Being a noob in Scala / Spark, am a bit stuck and would appreciate any help!
Am importing JSON data into a Spark Data Frame. In the process, I end up getting a Data frame having the same nested structure present in the JSON input.
My aim is to flatten the entire Data Frame recursively (including the inner most child attributes in an array / dictionary), using Scala.
Additionally, there may be children attributes which have the same names.

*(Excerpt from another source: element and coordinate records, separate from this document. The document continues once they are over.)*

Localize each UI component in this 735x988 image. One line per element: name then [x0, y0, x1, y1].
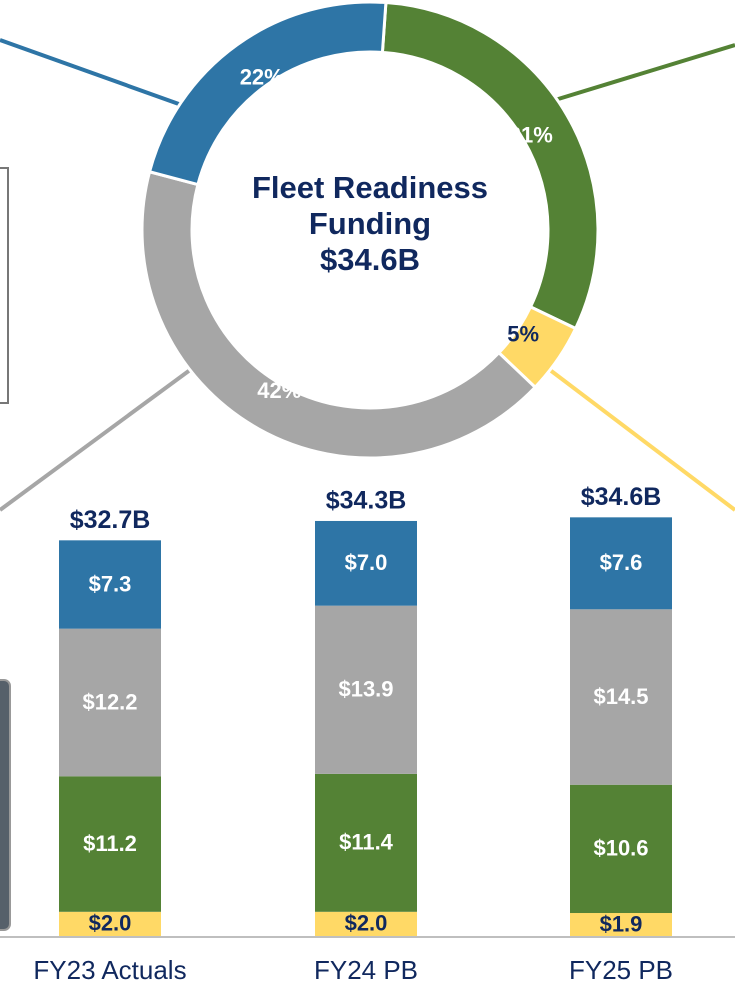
- page: {"chart_data": [ {"type": "pie", "title"…: [0, 0, 735, 988]
- chart: 31% 5% 42% 22% $2.0 $11.2 $12.2 $7.3 $32.7B FY23 …: [0, 0, 735, 988]
- bar-value-label: $11.4: [339, 830, 394, 855]
- bar-value-label: $12.2: [82, 689, 137, 714]
- bar-value-label: $10.6: [593, 836, 648, 861]
- x-tick-label: FY24 PB: [314, 955, 418, 985]
- side-photo: [0, 680, 10, 930]
- bar-value-label: $2.0: [89, 911, 132, 936]
- bar-value-label: $2.0: [345, 911, 388, 936]
- bar-value-label: $14.5: [593, 684, 648, 709]
- donut-segment: [150, 2, 386, 185]
- side-panel: [0, 168, 8, 403]
- bar-total-label: $32.7B: [70, 506, 151, 534]
- donut-label: 31%: [509, 122, 553, 147]
- leader-line: [0, 40, 190, 108]
- bar-value-label: $1.9: [600, 911, 643, 936]
- bar-value-label: $7.6: [600, 550, 643, 575]
- donut-segment: [382, 3, 598, 329]
- donut-label: 5%: [507, 321, 539, 346]
- donut-label: 42%: [257, 378, 301, 403]
- bar-value-label: $7.0: [345, 550, 388, 575]
- leader-line: [0, 370, 190, 510]
- bar-value-label: $7.3: [89, 571, 132, 596]
- x-tick-label: FY23 Actuals: [33, 955, 186, 985]
- bar-total-label: $34.6B: [581, 483, 662, 511]
- bar-value-label: $11.2: [83, 831, 137, 856]
- donut-title: Fleet Readiness Funding: [225, 170, 515, 242]
- donut-total: $34.6B: [225, 242, 515, 278]
- x-tick-label: FY25 PB: [569, 955, 673, 985]
- donut-center: Fleet Readiness Funding $34.6B: [225, 170, 515, 278]
- bar-value-label: $13.9: [338, 677, 393, 702]
- leader-line: [555, 45, 735, 100]
- bar-total-label: $34.3B: [326, 487, 407, 515]
- donut-label: 22%: [240, 65, 284, 90]
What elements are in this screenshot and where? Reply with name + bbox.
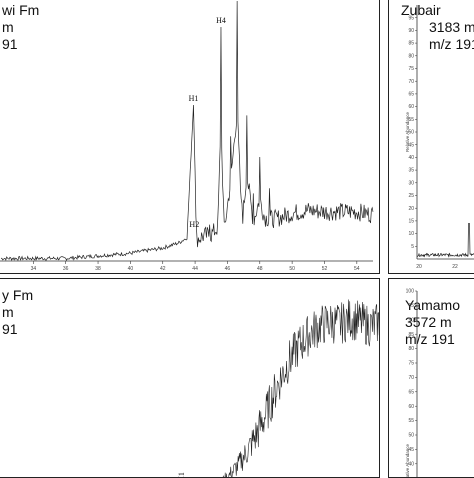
x-tick-label: 42 bbox=[160, 266, 166, 272]
x-tick-label: 38 bbox=[95, 266, 101, 272]
y-tick-label: 20 bbox=[408, 206, 414, 212]
y-tick-label: 30 bbox=[408, 180, 414, 186]
y-tick-label: 50 bbox=[408, 433, 414, 439]
y-tick-label: 60 bbox=[408, 404, 414, 410]
y-tick-label: 85 bbox=[408, 41, 414, 47]
y-tick-label: 25 bbox=[408, 193, 414, 199]
y-tick-label: 90 bbox=[408, 28, 414, 34]
depth-label: 3183 m bbox=[429, 19, 474, 35]
depth-label: m bbox=[2, 304, 14, 320]
y-tick-label: 35 bbox=[408, 168, 414, 174]
x-tick-label: 20 bbox=[416, 264, 422, 270]
y-tick-label: 45 bbox=[408, 142, 414, 148]
chromatogram-panel-bottom-right: Yamamo 3572 m m/z 191 100 95 90 85 80 75 70 65 6… bbox=[388, 278, 474, 478]
chromatogram-panel-top-right: Zubair 3183 m m/z 191 95 90 85 80 75 70 65 60 55… bbox=[388, 0, 474, 274]
y-axis-label: Relative Abundance bbox=[405, 443, 410, 478]
x-axis-label: Time (min) bbox=[173, 273, 195, 274]
chromatogram-panel-top-left: wi Fm m 91 34 36 38 40 42 44 46 48 50 52 54 Time (m… bbox=[0, 0, 380, 274]
y-tick-label: 75 bbox=[408, 361, 414, 367]
y-tick-label: 85 bbox=[408, 332, 414, 338]
chromatogram-plot-top-right: 95 90 85 80 75 70 65 60 55 50 45 40 35 30 25 20 15 10 5 Rel… bbox=[405, 5, 474, 270]
y-tick-label: 55 bbox=[408, 418, 414, 424]
y-tick-label: 100 bbox=[406, 289, 415, 295]
y-tick-group: 95 90 85 80 75 70 65 60 55 50 45 40 35 30 25 20 15 10 5 bbox=[408, 15, 417, 250]
x-tick-group: 20 22 bbox=[416, 264, 458, 270]
peak-label: H4 bbox=[216, 16, 226, 25]
x-tick-label: 40 bbox=[128, 266, 134, 272]
mz-label: 91 bbox=[2, 36, 18, 52]
y-tick-group: 100 95 90 85 80 75 70 65 60 55 50 45 40 bbox=[406, 289, 417, 467]
chromatogram-trace bbox=[416, 223, 474, 258]
chromatogram-trace bbox=[222, 299, 379, 477]
x-tick-group: 34 36 38 40 42 44 46 48 50 52 54 bbox=[31, 261, 360, 272]
y-tick-label: 10 bbox=[408, 231, 414, 237]
formation-label: Zubair bbox=[401, 2, 441, 18]
chromatogram-plot-bottom-left: H1 bbox=[177, 299, 379, 478]
y-tick-label: 45 bbox=[408, 447, 414, 453]
chromatogram-trace bbox=[0, 0, 374, 262]
y-tick-label: 55 bbox=[408, 117, 414, 123]
x-tick-label: 48 bbox=[257, 266, 263, 272]
formation-label: y Fm bbox=[2, 287, 34, 303]
chromatogram-panel-bottom-left: y Fm m 91 H1 bbox=[0, 278, 380, 478]
y-tick-label: 40 bbox=[408, 155, 414, 161]
y-tick-label: 90 bbox=[408, 317, 414, 323]
y-tick-label: 75 bbox=[408, 66, 414, 72]
x-tick-label: 52 bbox=[322, 266, 328, 272]
peak-label: H2 bbox=[189, 220, 199, 229]
peak-label: H1 bbox=[189, 94, 199, 103]
y-tick-label: 80 bbox=[408, 346, 414, 352]
x-tick-label: 44 bbox=[192, 266, 198, 272]
x-tick-label: 36 bbox=[63, 266, 69, 272]
x-tick-label: 46 bbox=[225, 266, 231, 272]
mz-label: m/z 191 bbox=[405, 331, 455, 347]
y-tick-label: 70 bbox=[408, 375, 414, 381]
x-tick-label: 22 bbox=[452, 264, 458, 270]
depth-label: m bbox=[2, 19, 14, 35]
mz-label: 91 bbox=[2, 321, 18, 337]
y-tick-label: 95 bbox=[408, 15, 414, 21]
y-tick-label: 95 bbox=[408, 303, 414, 309]
mz-label: m/z 191 bbox=[429, 36, 474, 52]
x-tick-label: 50 bbox=[289, 266, 295, 272]
y-tick-label: 50 bbox=[408, 130, 414, 136]
x-tick-label: 54 bbox=[354, 266, 360, 272]
formation-label: Yamamo bbox=[405, 297, 460, 313]
y-tick-label: 15 bbox=[408, 219, 414, 225]
x-tick-label: 34 bbox=[31, 266, 37, 272]
formation-label: wi Fm bbox=[2, 2, 40, 18]
y-tick-label: 70 bbox=[408, 79, 414, 85]
peak-label: H1 bbox=[177, 472, 186, 478]
y-tick-label: 60 bbox=[408, 104, 414, 110]
y-tick-label: 65 bbox=[408, 92, 414, 98]
y-tick-label: 40 bbox=[408, 461, 414, 467]
y-tick-label: 5 bbox=[411, 244, 414, 250]
y-axis-label: Relative Abundance bbox=[405, 111, 410, 152]
chromatogram-plot-top-left: 34 36 38 40 42 44 46 48 50 52 54 Time (min) H1 H2 H4 bbox=[0, 0, 374, 274]
y-tick-label: 65 bbox=[408, 389, 414, 395]
y-tick-label: 80 bbox=[408, 53, 414, 59]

Hence, need to differentiate them as well.
A somewhat similar solution (same child attributes for different parents) is shown here - https://stackoverflow.com/a/38460312/3228300
An example of what I am hoping to achieve is as follows:
{
"id": "0001",
"type": "donut",
"name": "Cake",
"ppu": 0.55,
"batters":
{
"batter":
[
{ "id": "1001", "type": "Regular" },
{ "id": "1002", "type": "Chocolate" },
{ "id": "1003", "type": "Blueberry" },
{ "id": "1004", "type": "Devil's Food" }
]
},
"topping":
[
{ "id": "5001", "type": "None" },
{ "id": "5002", "type": "Glazed" },
{ "id": "5005", "type": "Sugar" },
{ "id": "5007", "type": "Powdered Sugar" },
{ "id": "5006", "type": "Chocolate with Sprinkles" },
{ "id": "5003", "type": "Chocolate" },
{ "id": "5004", "type": "Maple" }
]
}
The corresponding flattened output Spark DF structure would be:
{
"id": "0001",
"type": "donut",
"name": "Cake",
"ppu": 0.55,
"batters_batter_id_0": "1001",
"batters_batter_type_0": "Regular",
"batters_batter_id_1": "1002",
"batters_batter_type_1": "Chocolate",
"batters_batter_id_2": "1003",
"batters_batter_type_2": "Blueberry",
"batters_batter_id_3": "1004",
"batters_batter_type_3": "Devil's Food",
"topping_id_0": "5001",
"topping_type_0": "None",
"topping_id_1": "5002",
"topping_type_1": "Glazed",
"topping_id_2": "5005",
"topping_type_2": "Sugar",
"topping_id_3": "5007",
"topping_type_3": "Powdered Sugar",
"topping_id_4": "5006",
"topping_type_4": "Chocolate with Sprinkles",
"topping_id_5": "5003",
"topping_type_5": "Chocolate",
"topping_id_6": "5004",
"topping_type_6": "Maple"
}
Not having worked much with Scala and Spark previously, am unsure how to proceed.
Lastly, would be extremely thankful if someone can please help with the code for a general / non-schema solution as I need to be applying it to a lot of different collections.
Thanks a lot :)